The Edmonton International Film Festival, arguably the most accessible festival in Edmonton’s catalogue (“we’re going to…a movie”), began last week, screening independent and light-Hollywood films for nine days. I usually take in at least one fairly mainstream movie per festival, and this year was no different.
We chose Rachel Getting Married, an Anne Hathaway-feature that garnered much praise after it screened earlier this fall at the Toronto International Film Festival. After reading the synopsis, I figured the wedding would be simply a backdrop to the real drama, but in actuality, the ceremony and everything that surrounded it (the rehearsal dinner, the reception) was showcased in full glory. This was both a strength and weakness of the film: while the scenes appeared so emotionally genuine (to the point where I wanted to be invited to be a part of the family), I think Mack was right in saying certain scenes could have used more liberal editing (was listening to a dozen rehearsal dinner speeches necessary? Or watching a lengthy dance floor montage?).
The core of the story, however, focused on Hathaway’s character Kym, a young woman returning home from rehab on the occasion of her sister’s marriage.
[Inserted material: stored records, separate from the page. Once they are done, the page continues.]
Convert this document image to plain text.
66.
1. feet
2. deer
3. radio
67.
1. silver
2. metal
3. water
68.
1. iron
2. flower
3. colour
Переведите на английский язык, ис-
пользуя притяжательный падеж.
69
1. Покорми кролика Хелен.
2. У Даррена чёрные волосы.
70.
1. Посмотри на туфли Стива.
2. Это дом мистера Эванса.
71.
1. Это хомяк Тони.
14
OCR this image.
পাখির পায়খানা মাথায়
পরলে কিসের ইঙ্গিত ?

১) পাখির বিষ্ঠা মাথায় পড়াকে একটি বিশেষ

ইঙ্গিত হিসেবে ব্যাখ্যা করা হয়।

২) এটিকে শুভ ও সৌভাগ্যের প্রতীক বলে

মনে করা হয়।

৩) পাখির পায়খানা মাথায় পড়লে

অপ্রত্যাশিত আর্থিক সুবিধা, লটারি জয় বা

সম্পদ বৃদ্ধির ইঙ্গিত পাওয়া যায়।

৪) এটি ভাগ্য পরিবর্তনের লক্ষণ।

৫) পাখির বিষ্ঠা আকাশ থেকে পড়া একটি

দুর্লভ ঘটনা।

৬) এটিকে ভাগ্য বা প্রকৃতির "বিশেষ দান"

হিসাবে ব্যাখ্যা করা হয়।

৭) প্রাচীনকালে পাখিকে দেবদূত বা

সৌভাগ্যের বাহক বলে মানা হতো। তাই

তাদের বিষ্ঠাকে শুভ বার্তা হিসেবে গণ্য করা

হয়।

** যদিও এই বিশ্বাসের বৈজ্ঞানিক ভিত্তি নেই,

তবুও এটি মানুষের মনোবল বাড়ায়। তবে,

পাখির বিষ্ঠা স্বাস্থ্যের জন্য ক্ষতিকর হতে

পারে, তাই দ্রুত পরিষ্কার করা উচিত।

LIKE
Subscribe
Over the course of the movie, it is revealed that when Kym was sixteen, while high on drugs, ended up causing an accident that killed her younger brother. Each member of the family coped with this tragedy in a different way – Kym with her addiction, Rachel in studying psychology (an area that allows her to learn about human behavior) and the mother with separation and denial. How each member of the family related to each other was fascinating to watch, and in light of all of the wedding fun, I wished for more moments like the quiet one between Rachel and Kym preparing up for the ceremony.
The shaky camera (and seemingly unnecessary close-ups) had thankfully dissipated for the most part by the end of the movie, but I know Mack was happy when the film was over for this reason. While it’s not a must-see, Rachel Getting Married is an interesting window into a fictional family doing its best to move forward from a past tragedy.
The Film Festival runs until Saturday.